OBJECTIVE: To analyze and report the differences in perceptions of physicians and advance practice nurses, their comfort in providing and referring neonatal patients to perinatal palliative care (PPC), and their confidence in delivering such care.

DESIGN: A cross-sectional survey design using the Perinatal Palliative Care Perceptions and Barriers Scale.

SETTING: A survey was administered using Qualtrics, a Web-based tool. Recruitment was completed via e-mail invitation and list servs.

PARTICIPANTS: Physicians (n = 66), advance practice nurses (n = 146), and other clinicians (n = 90).

METHODS: t test and Mann-Whitney U were used to examine differences in clinician perspectives, comfort, and confidence in delivering PPC. Hierarchical multiple regression was used to test the hypothesis that clinician perceptions, barriers to PPC, years in clinician practice, referral comfort, and personal comfort and case history explain variation in confidence.

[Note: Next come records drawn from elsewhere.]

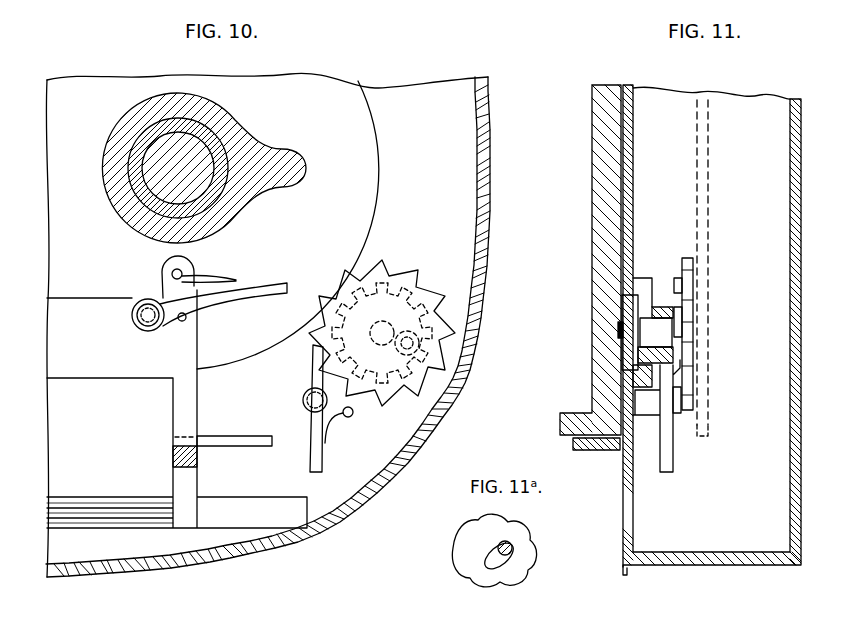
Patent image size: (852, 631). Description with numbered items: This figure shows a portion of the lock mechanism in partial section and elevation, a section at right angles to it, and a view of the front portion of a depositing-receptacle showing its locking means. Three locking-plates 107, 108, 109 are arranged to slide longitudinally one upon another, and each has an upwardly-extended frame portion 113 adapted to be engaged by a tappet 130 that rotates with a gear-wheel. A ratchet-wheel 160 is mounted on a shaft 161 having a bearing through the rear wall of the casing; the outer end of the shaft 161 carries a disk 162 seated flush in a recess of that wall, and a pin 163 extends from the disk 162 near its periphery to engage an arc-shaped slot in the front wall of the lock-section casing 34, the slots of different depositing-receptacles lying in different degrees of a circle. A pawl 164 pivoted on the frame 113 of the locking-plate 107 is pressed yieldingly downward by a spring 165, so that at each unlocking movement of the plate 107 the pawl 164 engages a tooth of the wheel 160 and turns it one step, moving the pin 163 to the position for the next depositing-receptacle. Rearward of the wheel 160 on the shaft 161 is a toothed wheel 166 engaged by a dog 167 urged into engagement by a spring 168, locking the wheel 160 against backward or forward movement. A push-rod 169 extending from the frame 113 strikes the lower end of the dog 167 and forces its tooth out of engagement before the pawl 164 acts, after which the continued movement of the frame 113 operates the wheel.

In FIG. 11a, the lock-section casing 34 is at (457, 543).
In FIG. 10, the locking-plate 107 is at (153, 507).
In FIG. 10, the locking-plate 108 is at (108, 513).
In FIG. 10, the locking-plate 109 is at (133, 520).
In FIG. 10, the frame portion 113 is at (108, 330).
In FIG. 10, the tappet 130 is at (292, 163).
In FIG. 10, the ratchet-wheel 160 is at (420, 300).
In FIG. 11, the ratchet-wheel 160 is at (682, 256).
In FIG. 10, the shaft 161 is at (382, 333).
In FIG. 11, the shaft 161 is at (653, 332).
In FIG. 11, the disk 162 is at (630, 357).
In FIG. 10, the pin 163 is at (410, 333).
In FIG. 11, the pin 163 is at (619, 330).
In FIG. 11a, the pin 163 is at (511, 556).
In FIG. 10, the pawl 164 is at (251, 288).
In FIG. 10, the spring 165 is at (227, 274).
In FIG. 10, the toothed wheel 166 is at (430, 357).
In FIG. 11, the toothed wheel 166 is at (674, 284).
In FIG. 10, the dog 167 is at (313, 378).
In FIG. 10, the spring 168 is at (328, 440).
In FIG. 10, the push-rod 169 is at (237, 438).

RESULTS: Physicians and nurses have fundamentally similar perspectives but report significant differences in their comfort with providing and referring patients to PPC and their confidence in delivering such care. There was a significant regression equation with an overall R(2) of .56 explained variation in confidence.

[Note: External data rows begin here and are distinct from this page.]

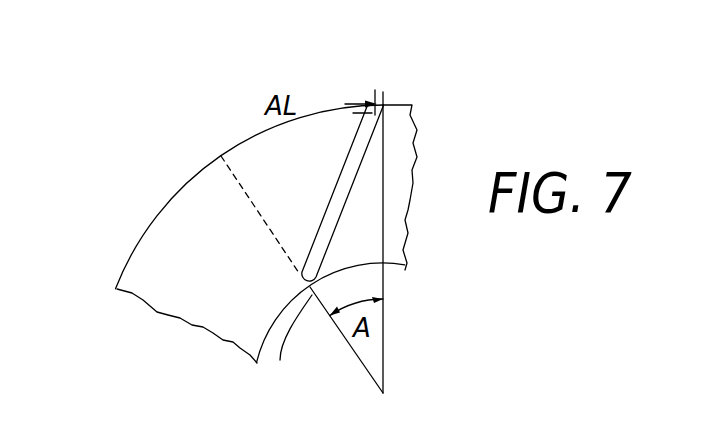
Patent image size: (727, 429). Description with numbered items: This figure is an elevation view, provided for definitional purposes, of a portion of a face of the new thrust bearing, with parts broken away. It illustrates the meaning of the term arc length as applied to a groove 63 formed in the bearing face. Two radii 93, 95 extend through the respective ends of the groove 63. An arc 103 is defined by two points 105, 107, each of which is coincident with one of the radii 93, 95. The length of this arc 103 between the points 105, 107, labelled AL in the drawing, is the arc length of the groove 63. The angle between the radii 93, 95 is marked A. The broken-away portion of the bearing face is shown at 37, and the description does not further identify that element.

The plate 37 is at (125, 268).
The groove 63 is at (325, 213).
The radius 93 is at (280, 360).
The radius 95 is at (383, 281).
The arc 103 is at (323, 108).
The point 105 is at (221, 156).
The point 107 is at (383, 108).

CONCLUSION: Palliative care involves physicians and nurses making unique and positively synergistic contributions to the care of families expecting an infant with a life-limiting diagnosis. Clinicians share ethical perspectives regarding PPC and are positioned to collaboratively develop PPC programs. Barriers to PPC delivery exist and clinicians can benefit from interventions aimed at modifying practice environments. Supportive interventions and educational initiatives may increase clinician comfort and confidence with palliative care delivery.